Here’s what regional, local ISPs are saying about an ACP shutdown

The fate of the Affordable Connectivity Program (ACP) remains unknown, but with the FCC scheduled to halt new enrollments next month, ISPs are thinking about how a shutdown would impact the consumers relying on the subsidy.

Some of the big telcos, like AT&T, Comcast and Verizon, said on their earnings calls they have backup plans if the ACP goes away. But what do the regional and rural providers think about the situation?

Elliot Noss, CEO of Ting Internet and its parent company Tucows, said although Ting doesn’t have a lot of ACP recipients in its current footprint (which is mostly suburbs of cities), there are quite a few of them in its ongoing builds.

For instance, Alexandria, Virginia, which Ting has built around “20% of the way through,” has a “large ACP component.” So does Memphis, Tennessee, where Ting is building fiber in partnership with Blue Suede Networks.

“For us today, our implementation has been really more of working out the kinks and a bit of a trial run for the bigger populations that are coming up,” Noss told Fierce Telecom.

He explained Ting customers on ACP can essentially get “a free gig or two-gigs from us, depending on the market.”

“We get asked all the time how or whether we can make money on that offering. And I think my answer is, maybe, we don’t know, but we think it’s the right thing to do,” he said. 

Asked how big of a problem it would be if the ACP shuts down this spring, Noss said it’s less about how it will impact the business than how it would affect consumers at large.

As the world’s second-largest domain name registrar, Tucows “see[s] every day how often people let their internet services expire, despite rigorous notice sent to them.”

“I think that’s a function of peoples’ busy lives and it’s a function of the mess that is the current state of communication online,” said Noss. “So I’m expecting plenty of disruption…I mean somebody waking up one morning and just not having internet access.”

Congress has proposed a $7 billion bill to keep the ACP funded at least through the end of 2024. Noss said he “continue[s] to hope that the obvious bipartisan nature of this will manifest in a positive outcome,” but noted politics “is very often non-logical.”

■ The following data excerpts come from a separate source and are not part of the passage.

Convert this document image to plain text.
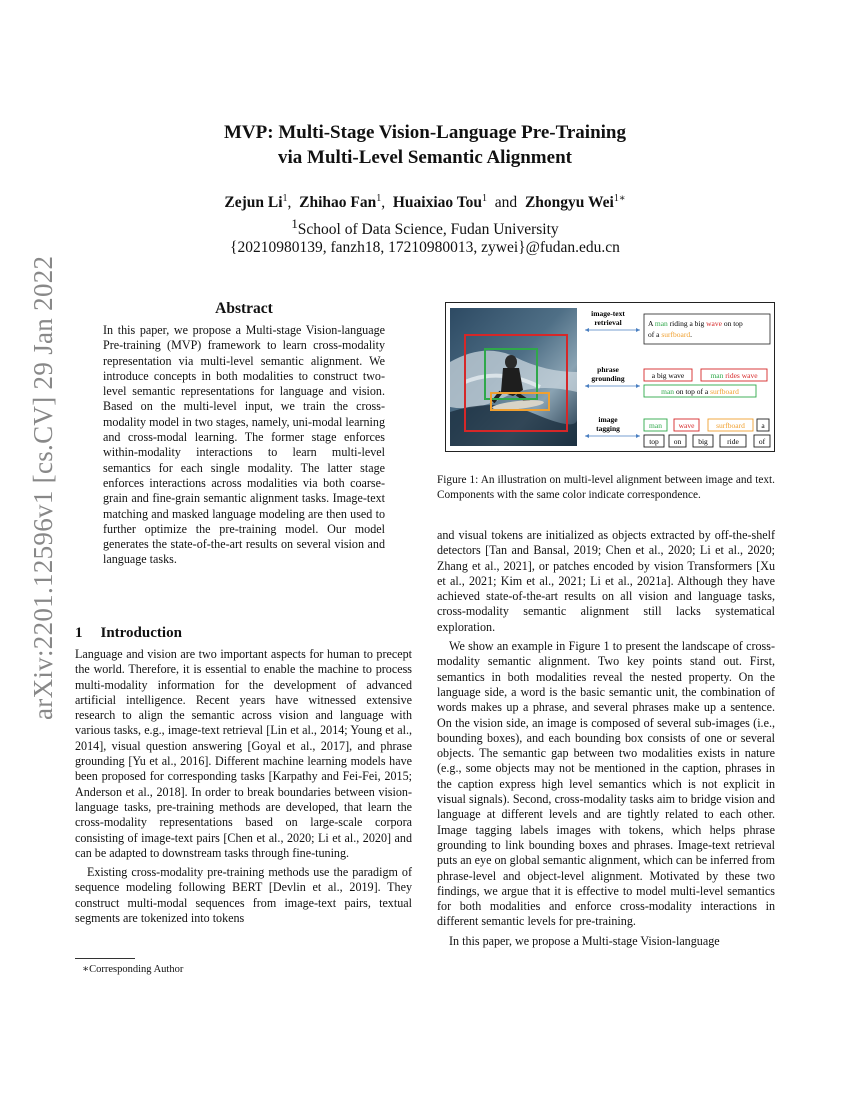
arXiv:2201.12596v1 [cs.CV] 29 Jan 2022
MVP: Multi-Stage Vision-Language Pre-Training
via Multi-Level Semantic Alignment
Zejun Li$^1$,  Zhihao Fan$^1$,  Huaixiao Tou$^1$ and Zhongyu Wei$^{1∗}$
$^1$School of Data Science, Fudan University
{20210980139, fanzh18, 17210980013, zywei}@fudan.edu.cn
Abstract
In this paper, we propose a Multi-stage Vision-language Pre-training (MVP) framework to learn cross-modality representation via multi-level semantic alignment. We introduce concepts in both modalities to construct two-level semantic representations for language and vision. Based on the multi-level input, we train the cross-modality model in two stages, namely, uni-modal learning and cross-modal learning. The former stage enforces within-modality interactions to learn multi-level semantics for each single modality. The latter stage enforces interactions across modalities via both coarse-grain and fine-grain semantic alignment tasks. Image-text matching and masked language modeling are then used to further optimize the pre-training model. Our model generates the state-of-the-art results on several vision and language tasks.
1 Introduction

Language and vision are two important aspects for human to precept the world. Therefore, it is essential to enable the machine to process multi-modality information for the development of advanced artificial intelligence. Recent years have witnessed extensive research to align the semantic across vision and language with various tasks, e.g., image-text retrieval [Lin et al., 2014; Young et al., 2014], visual question answering [Goyal et al., 2017], and phrase grounding [Yu et al., 2016]. Different machine learning models have been proposed for corresponding tasks [Karpathy and Fei-Fei, 2015; Anderson et al., 2018]. In order to break boundaries between vision-language tasks, pre-training methods are developed, that learn the cross-modality representations based on large-scale corpora consisting of image-text pairs [Chen et al., 2020; Li et al., 2020] and can be adapted to downstream tasks through fine-tuning.

Existing cross-modality pre-training methods use the paradigm of sequence modeling following BERT [Devlin et al., 2019]. They construct multi-modal sequences from image-text pairs, textual segments are tokenized into tokens

∗Corresponding Author
image-text
retrieval
phrase
grounding
image
tagging
A man riding a big wave on top
of a surfboard.
a big wave	man rides wave
man on top of a surfboard
man wave	surfboard a
top on big	ride	of
Figure 1: An illustration on multi-level alignment between image and text. Components with the same color indicate correspondence.

and visual tokens are initialized as objects extracted by off-the-shelf detectors [Tan and Bansal, 2019; Chen et al., 2020; Li et al., 2020; Zhang et al., 2021], or patches encoded by vision Transformers [Xu et al., 2021; Kim et al., 2021; Li et al., 2021a]. Although they have achieved state-of-the-art results on all vision and language tasks, cross-modality semantic alignment still lacks systematical exploration.

We show an example in Figure 1 to present the landscape of cross-modality semantic alignment. Two key points stand out. First, semantics in both modalities reveal the nested property. On the language side, a word is the basic semantic unit, the combination of words makes up a phrase, and several phrases make up a sentence. On the vision side, an image is composed of several sub-images (i.e., bounding boxes), and each bounding box consists of one or several objects. The semantic gap between two modalities exists in nature (e.g., some objects may not be mentioned in the caption, phrases in the caption express high level semantics which is not explicit in visual signals). Second, cross-modality tasks aim to bridge vision and language at different levels and are tightly related to each other. Image tagging labels images with tokens, which helps phrase grounding to link bounding boxes and phrases. Image-text retrieval puts an eye on global semantic alignment, which can be inferred from phrase-level and object-level alignment. Motivated by these two findings, we argue that it is effective to model multi-level semantics for both modalities and enforce cross-modality interactions in different semantic levels for pre-training.

In this paper, we propose a Multi-stage Vision-language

“We see lots of political energy and lobbying dollars get funneled into opposing municipal broadband as an example,” he said. “The fact that more dollars and energy goes from incumbents opposing municipal broadband than [it] goes toward supporting ACP is reprehensible.”

ACP and tribal broadband

The ACP is particularly important for connecting tribal communities, as households in tribal lands can receive a subsidy of up to $75 per month, compared to the standard $30 per month. ACP reporting data shows that there were nearly 324,000 tribal households receiving the benefit as of January 29.

Brian DeMarco, general manager at Montana-based Siyeh Communications, said ACP recipients make up roughly 15% of its customer base, which is a total of around 2,000 subscribers in the Blackfeet reservation.

DeMarco’s concerned that ACP funding is going more toward larger ISPs instead of to reservations or providers that primarily serve rural communities. He referred to a recent Wall Street Journal article, which suggested Charter has received as much as $3 billion through ACP and its predecessor the Emergency Broadband Benefit program.

“I’m not saying maybe other people don’t need [ACP funding,] but they probably don’t need it as much as reservations or tribal areas where we are significantly under the poverty line,” DeMarco said. “So to eliminate ACP altogether without looking at [that], I think is very reckless by the government.”

“[The money] maybe wasn’t spent the way it should have been by larger companies. So it kind of feels like the smaller organizations and communities that really need [the ACP] are taking the beating,” he continued.

DeMarco hopes representatives at the state and federal level can “really get together and talk through the impact of taking $70 away from somebody.”

Once consumers get disconnected from ACP, they’ll likely have to “pick and choose” which utility is more important; the internet or paying the bill for electricity, water, gas, etc.

“Internet really is a necessity in rural America,” said DeMarco. “So which one of those [utilities] are they going to give up?”

Local providers are aiming to fill the gap

Elsewhere, Christa Shute, executive director of NEK Community Broadband (one of Vermont’s communications union districts), said the CUD plans to use additional profits from higher speed packages to keep current ACP recipients connected.

NEK Broadband is building its network across 56 towns in northeastern Vermont. Approximately 27% of households in the CUD are eligible for ACP, Shute told Fierce via email.

“NEK Broadband has made a decision to subsidize to the same level if the ACP shuts down,” she said, explaining the more individuals that purchase higher speed offerings, like 500-meg or symmetrical 1 Gbps, “the longer we can sustain the subsidization.”

But how long it’ll be able to maintain that subsidy “is difficult to predict.”

The Vermont CUDs are exploring ideas of creating a statewide fund to help fill the gap ACP would leave behind. They’re looking at solutions that can leverage “philanthropic dollars, local donations, and digital equity dollars.”

“The hardest part is coming up with a verification process if the ACP verification process is no longer available, which is why one of the largest benefits of the ACP is having one national program vs every state having its own rules,” Shute said.